The Screaming Staircase
I shuddered. “Don’t.”
“Come on. If we follow the tunnel for long enough, we’ll find a way out.” He adjusted the hood of his cape. “Better keep these on until we’re well away from here.”
We got slowly, stiffly to our feet. “Who would have thought Portland Row had such treasures in it?” I said. “We owe your parents, Lockwood. They’ve kept us safe.”
He didn’t answer. It wasn’t a place for conversation. With that, we set our backs to death and darkness. Walking side by side, we followed the train track slowly up toward the light.
Lockwood was satisfied with the result of our subterranean expedition, or at least as satisfied as it was possible to be given that we’d failed to retrieve the skull and had both nearly died. The fact that it had taken us nearly two hours to locate a safe way out of the Underground system and had almost been squashed by a moving train outside of Stockwell didn’t bother him much either.
“Look at it this way,” he said the following morning, when we were sitting with George and Holly in the basement office of Lockwood & Co. “The positives of last night massively outweigh the negatives. First, we went in search of an important psychic artifact and discovered that we actually owned two others.” He glanced up at the suit of armor that stood beside his desk. The spirit-capes hung from it, glittering, resplendent, and slowly drying. They’d got a bit sooty in the Tube tunnels, and we’d had to dab them clean. “That’s a major result,” he went on. “Okay, maybe we won’t want to wear them too much in public. People might think we were in some kind of novelty show. But those capes could really help us out in dangerous situations. Right, George?”
There was nothing George loved more than mysterious psychic artifacts; he’d hardly been able to keep his hands off the capes all morning. “Yep, they’re amazing objects,” he said. “Obviously the silver links in the lining help keep the ghosts at bay, but it’s possible the feathers do something, too. Could be their natural oil, or some special coating the witch doctors used…I’ll have to experiment. And, Lockwood”—his eyes gleamed—“we should really check to see what else is hidden away upstairs in that room.”
“Maybe someday,” Lockwood said. “When we’ve got time.”
George grunted. “I know what that means. But you can’t keep ignoring those boxes—can he, Luce?”
“I guess not.” My reaction had been more muted than the others’. I was happy about the capes, of course, but that didn’t resolve my disappointment about the whispering skull. I’d been so close to retrieving it. I’d actually had it in my hand. Once the adrenaline of our escape had faded, I’d been left feeling pretty empty inside.

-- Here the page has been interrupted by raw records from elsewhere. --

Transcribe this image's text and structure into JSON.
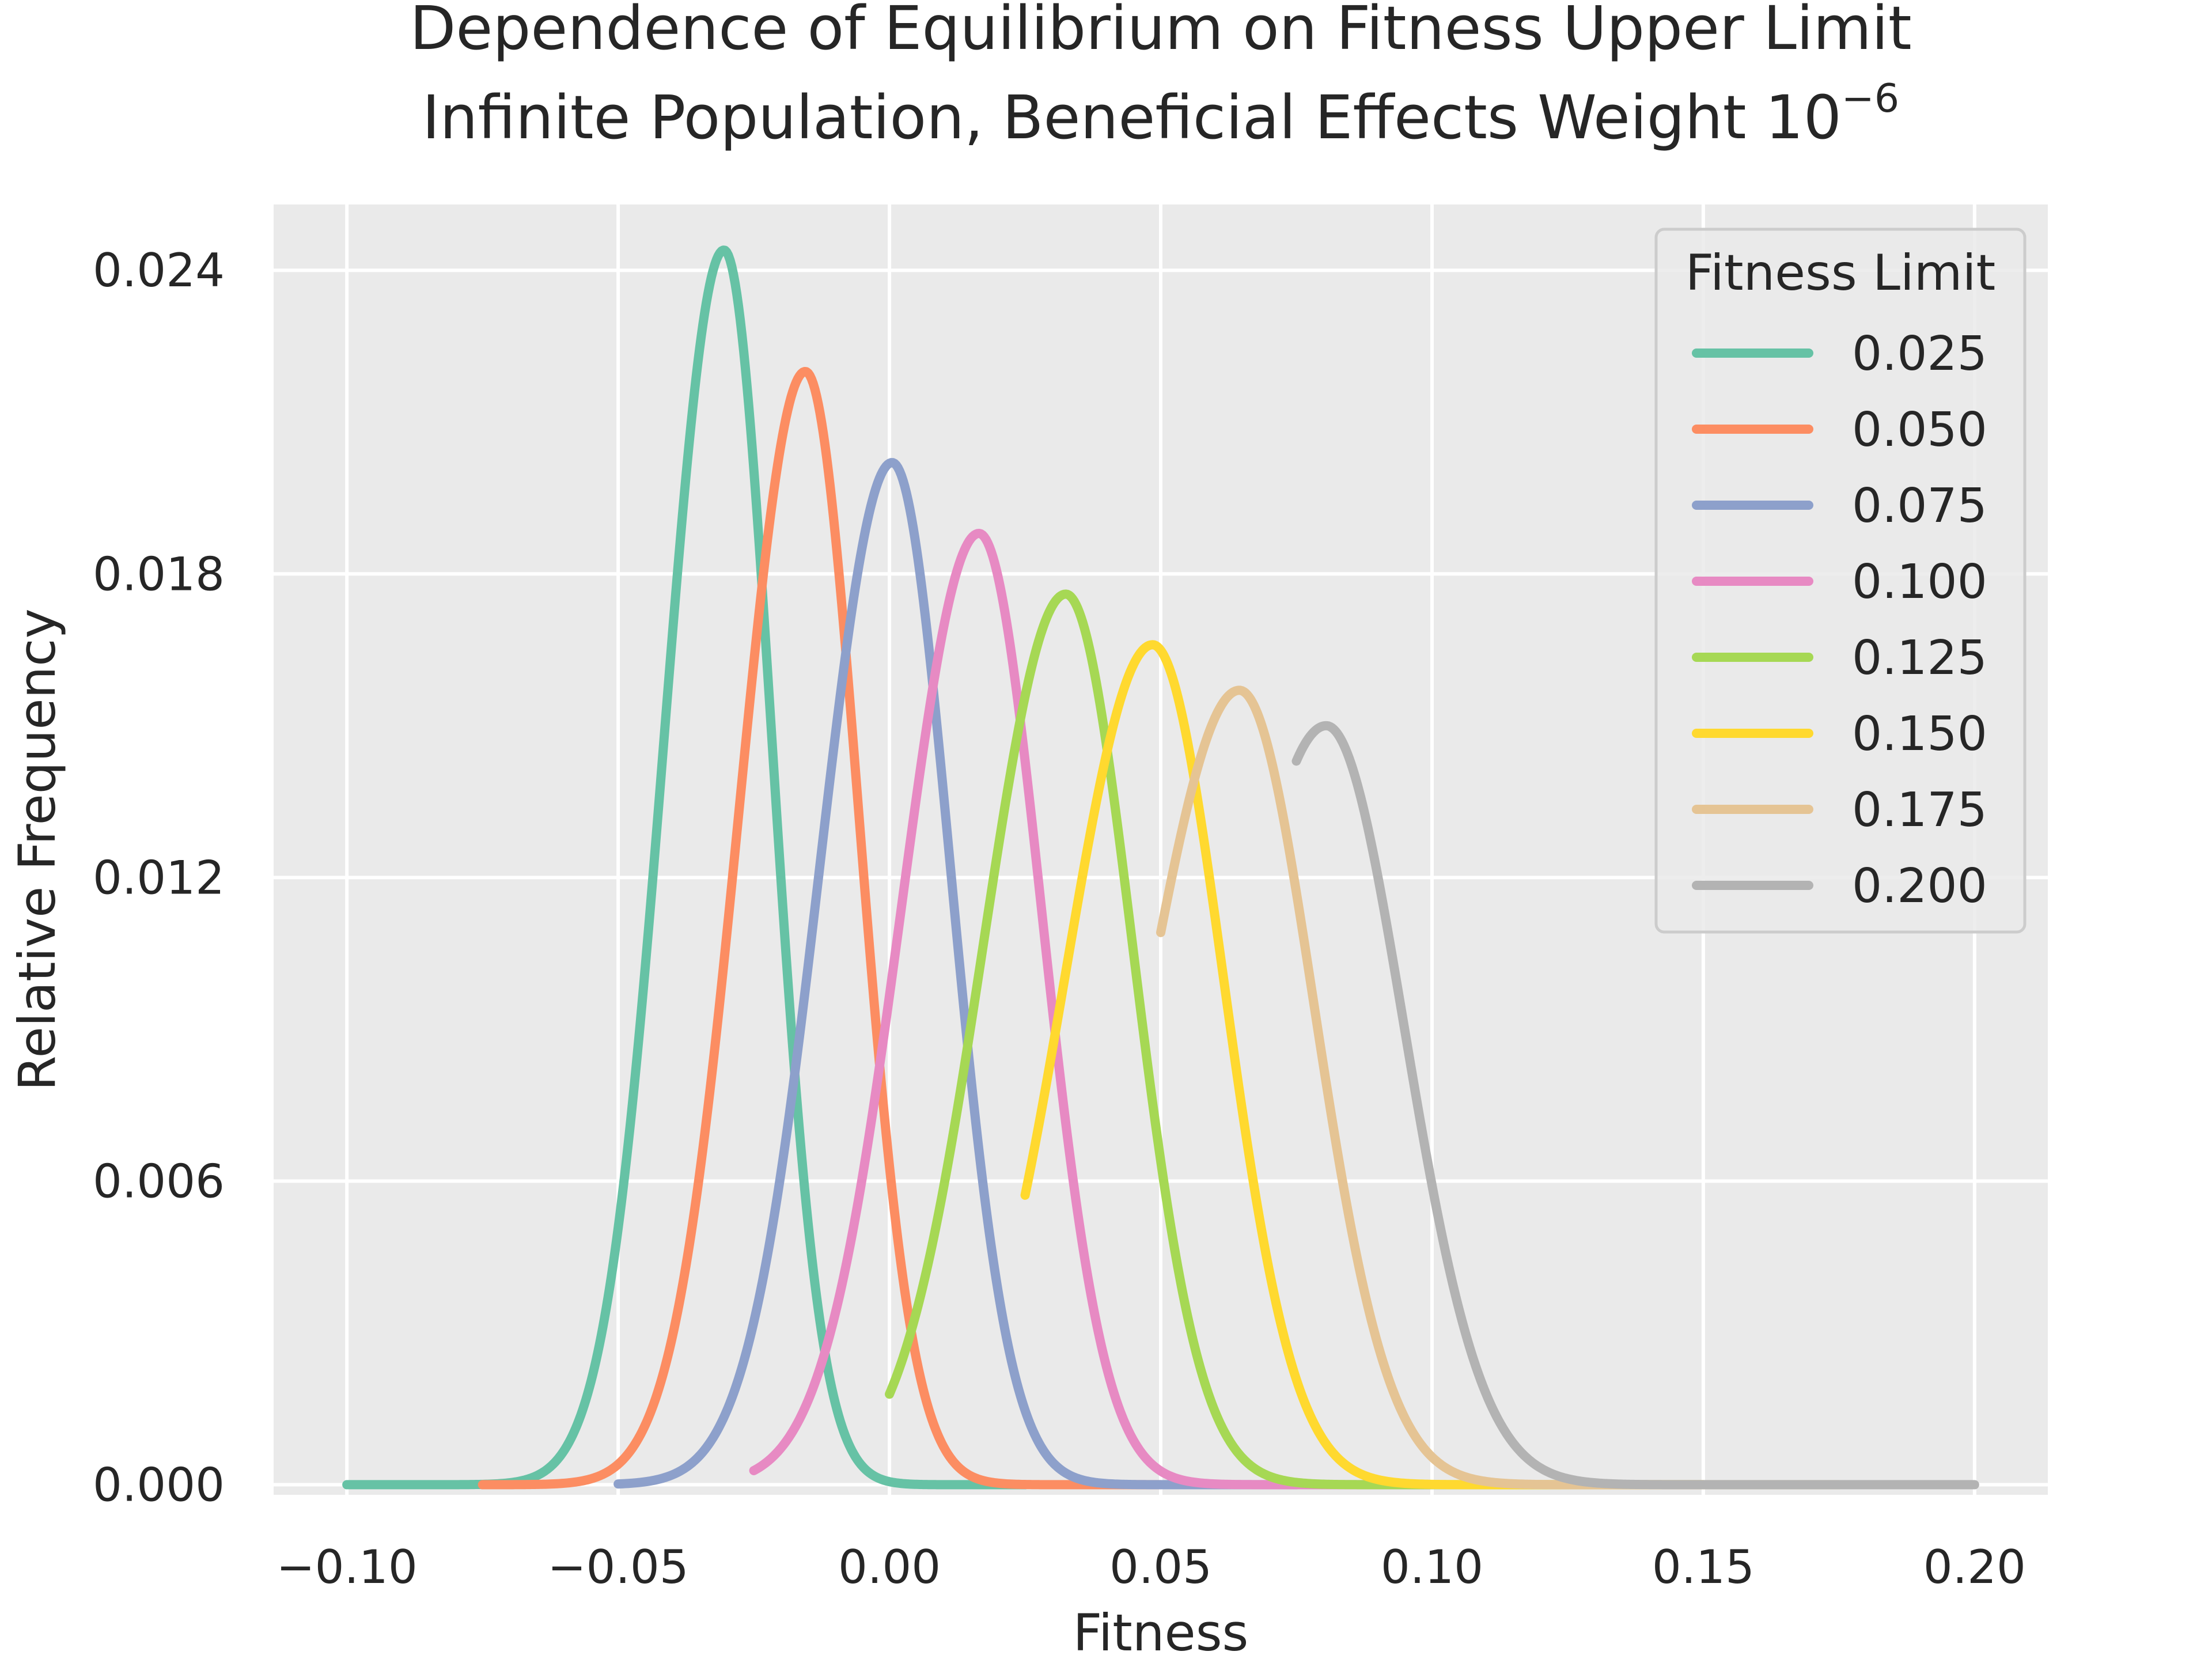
{
  "chart_data": {
    "type": "line",
    "title_line1": "Dependence of Equilibrium on Fitness Upper Limit",
    "title_line2_prefix": "Infinite Population, Beneficial Effects Weight 10",
    "title_line2_exponent": "−6",
    "xlabel": "Fitness",
    "ylabel": "Relative Frequency",
    "xlim": [
      -0.1135,
      0.2135
    ],
    "ylim": [
      -0.0002,
      0.0253
    ],
    "x_ticks": [
      -0.1,
      -0.05,
      0.0,
      0.05,
      0.1,
      0.15,
      0.2
    ],
    "x_tick_labels": [
      "−0.10",
      "−0.05",
      "0.00",
      "0.05",
      "0.10",
      "0.15",
      "0.20"
    ],
    "y_ticks": [
      0.0,
      0.006,
      0.012,
      0.018,
      0.024
    ],
    "y_tick_labels": [
      "0.000",
      "0.006",
      "0.012",
      "0.018",
      "0.024"
    ],
    "grid": true,
    "background_color": "#eaeaea",
    "grid_color": "#ffffff",
    "legend": {
      "title": "Fitness Limit",
      "placement": "top-right"
    },
    "series": [
      {
        "name": "0.025",
        "color": "#66c2a5",
        "x_min": -0.1,
        "x_max": 0.025,
        "peak_x": -0.0305,
        "peak_y": 0.0244,
        "left_sigma": 0.011,
        "right_sigma": 0.0088
      },
      {
        "name": "0.050",
        "color": "#fc8d62",
        "x_min": -0.075,
        "x_max": 0.05,
        "peak_x": -0.0155,
        "peak_y": 0.022,
        "left_sigma": 0.0122,
        "right_sigma": 0.0098
      },
      {
        "name": "0.075",
        "color": "#8da0cb",
        "x_min": -0.05,
        "x_max": 0.075,
        "peak_x": 0.0005,
        "peak_y": 0.0202,
        "left_sigma": 0.0133,
        "right_sigma": 0.0107
      },
      {
        "name": "0.100",
        "color": "#e78ac3",
        "x_min": -0.025,
        "x_max": 0.1,
        "peak_x": 0.0165,
        "peak_y": 0.0188,
        "left_sigma": 0.0143,
        "right_sigma": 0.0115
      },
      {
        "name": "0.125",
        "color": "#a6d854",
        "x_min": 0.0,
        "x_max": 0.125,
        "peak_x": 0.0325,
        "peak_y": 0.0176,
        "left_sigma": 0.0152,
        "right_sigma": 0.0123
      },
      {
        "name": "0.150",
        "color": "#ffd92f",
        "x_min": 0.025,
        "x_max": 0.15,
        "peak_x": 0.0485,
        "peak_y": 0.0166,
        "left_sigma": 0.0161,
        "right_sigma": 0.013
      },
      {
        "name": "0.175",
        "color": "#e5c494",
        "x_min": 0.05,
        "x_max": 0.175,
        "peak_x": 0.0645,
        "peak_y": 0.0157,
        "left_sigma": 0.017,
        "right_sigma": 0.0137
      },
      {
        "name": "0.200",
        "color": "#b3b3b3",
        "x_min": 0.075,
        "x_max": 0.2,
        "peak_x": 0.0805,
        "peak_y": 0.015,
        "left_sigma": 0.0178,
        "right_sigma": 0.0143
      }
    ]
  }
}
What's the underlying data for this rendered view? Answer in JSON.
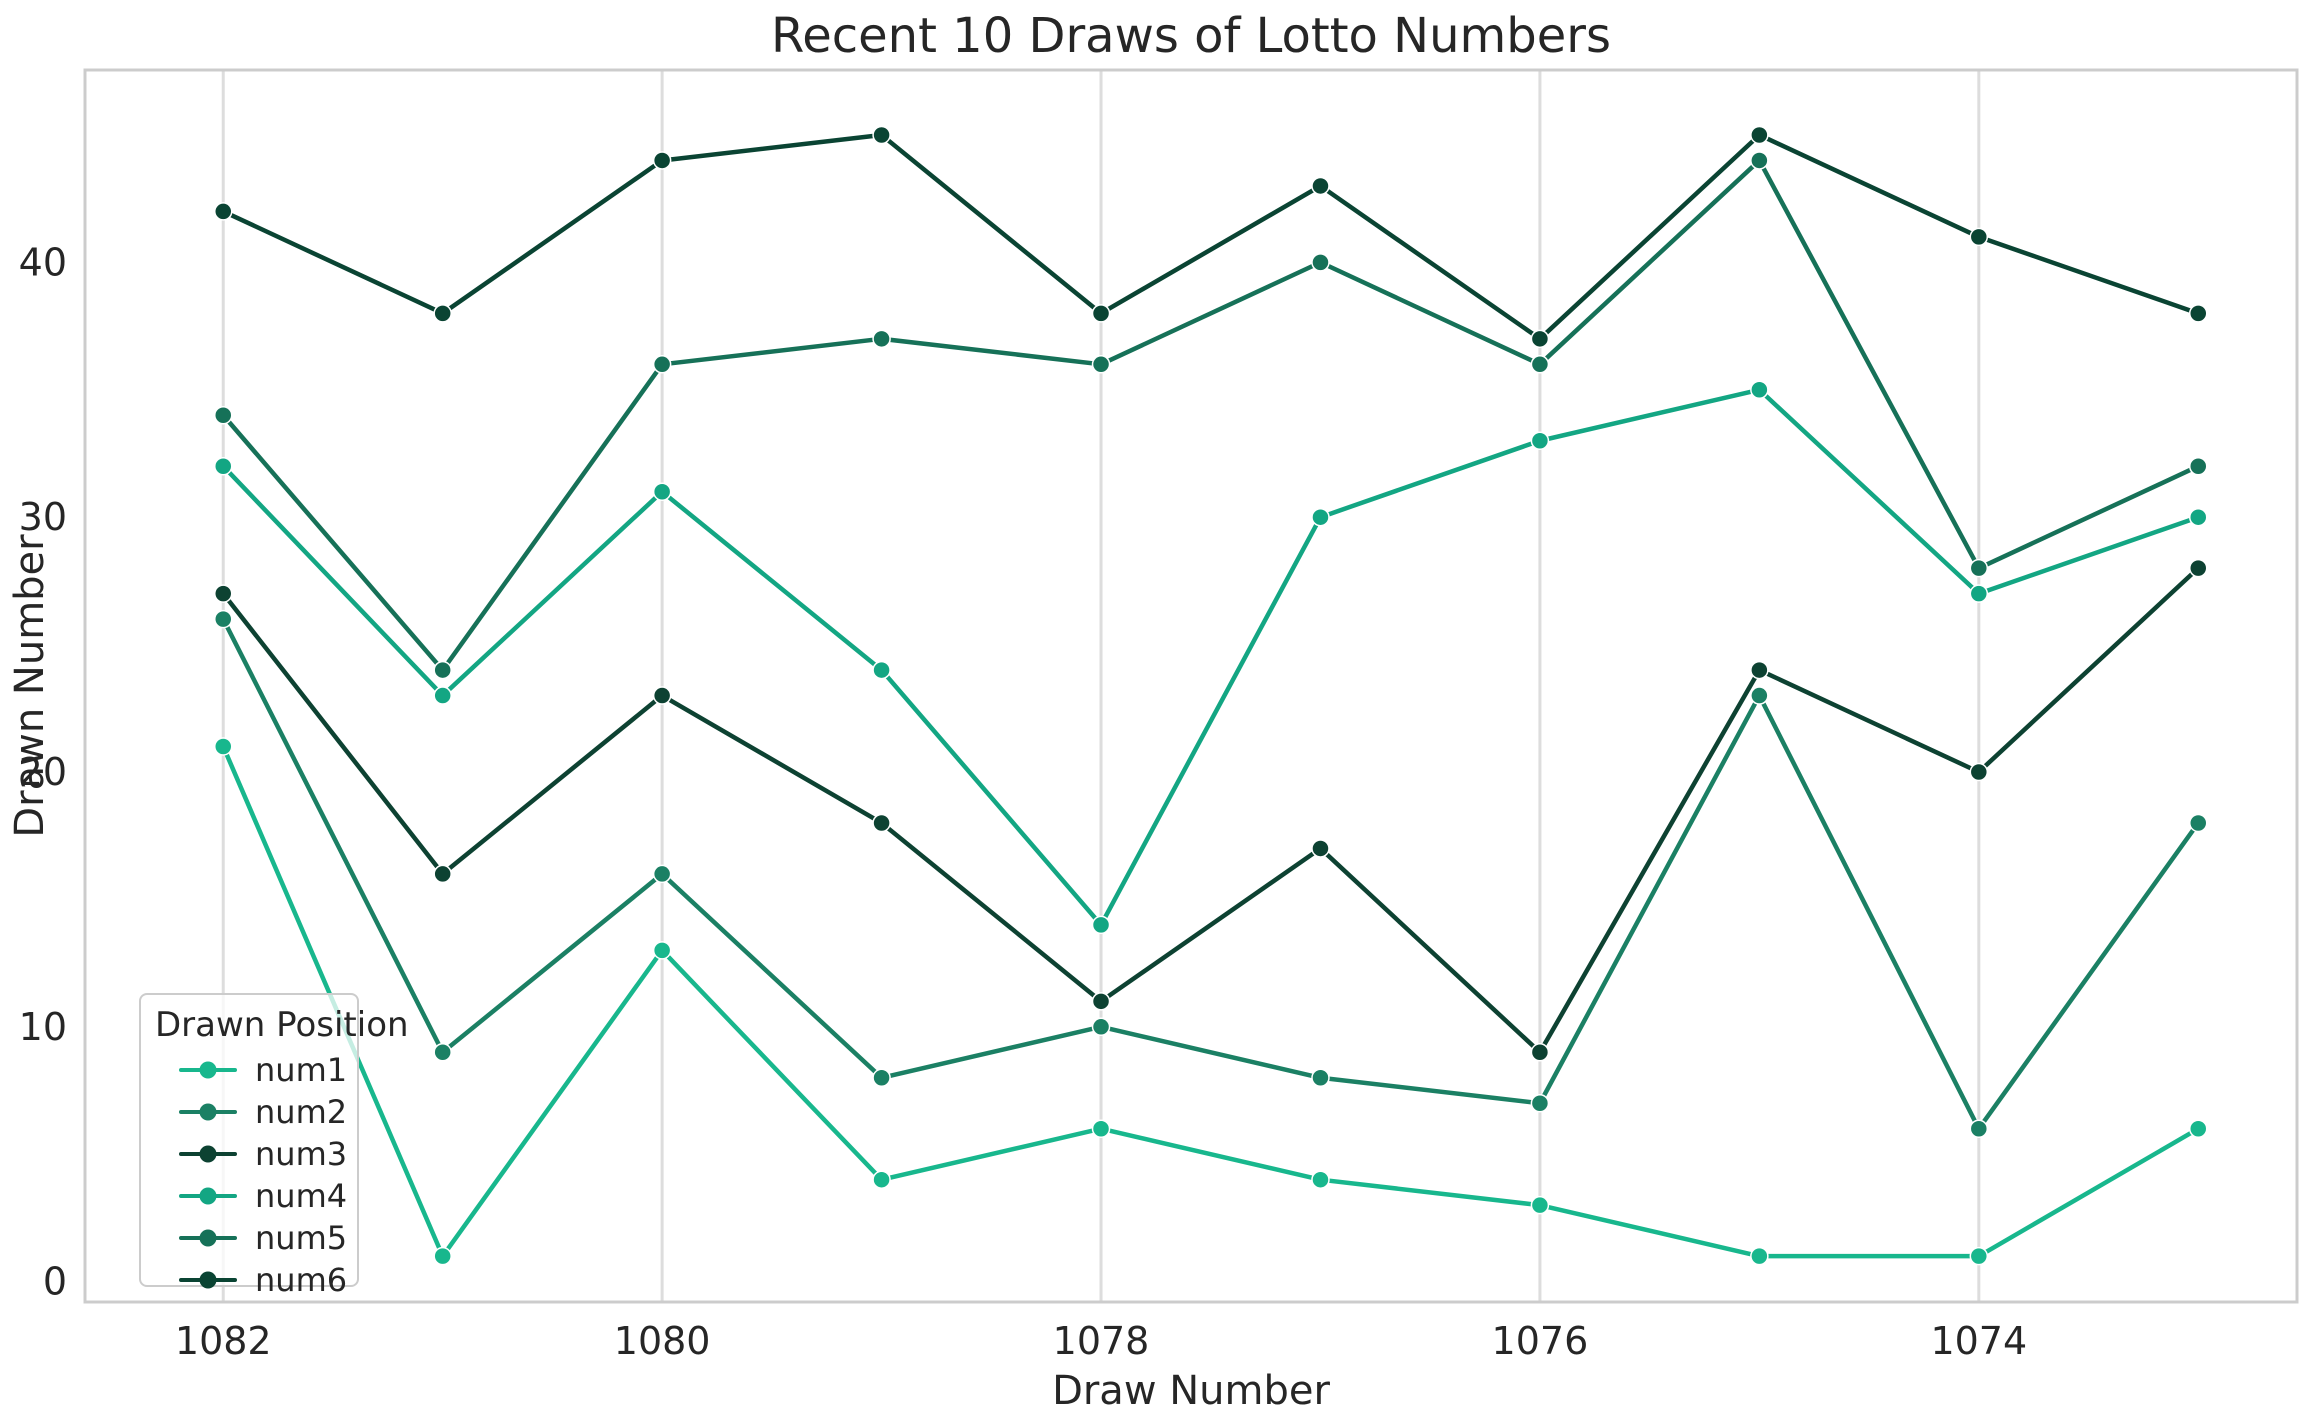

Lockwood knew what I was thinking, of course. “You mustn’t be too upset, Lucy,” he said. “We don’t know that the skull’s lost for good. There’s still hope—and that brings me to the really big result of the night…namely the sinister Mr. Johnson of the Rotwell Institute. You recognizing him there was huge. If you were still a member of Lockwood and Company, I’d give you a raise. As it is—”
“You’ll give me one?” George suggested.
“No. But I will go so far as to say it’s the most significant bit of work anyone’s done since the Chelsea Outbreak. You’re an amazing agent, Lucy.”
Well, you can guess that made me feel a bit better. While I was digesting it, Lockwood got up and walked around the front of his desk; he leaned back against it, tall and slim and full of life and purpose. I had a sudden sense that everything was possible, that fortune and our assembled Talents would favor us. I could feel my despondency lifting. It was the Lockwood effect.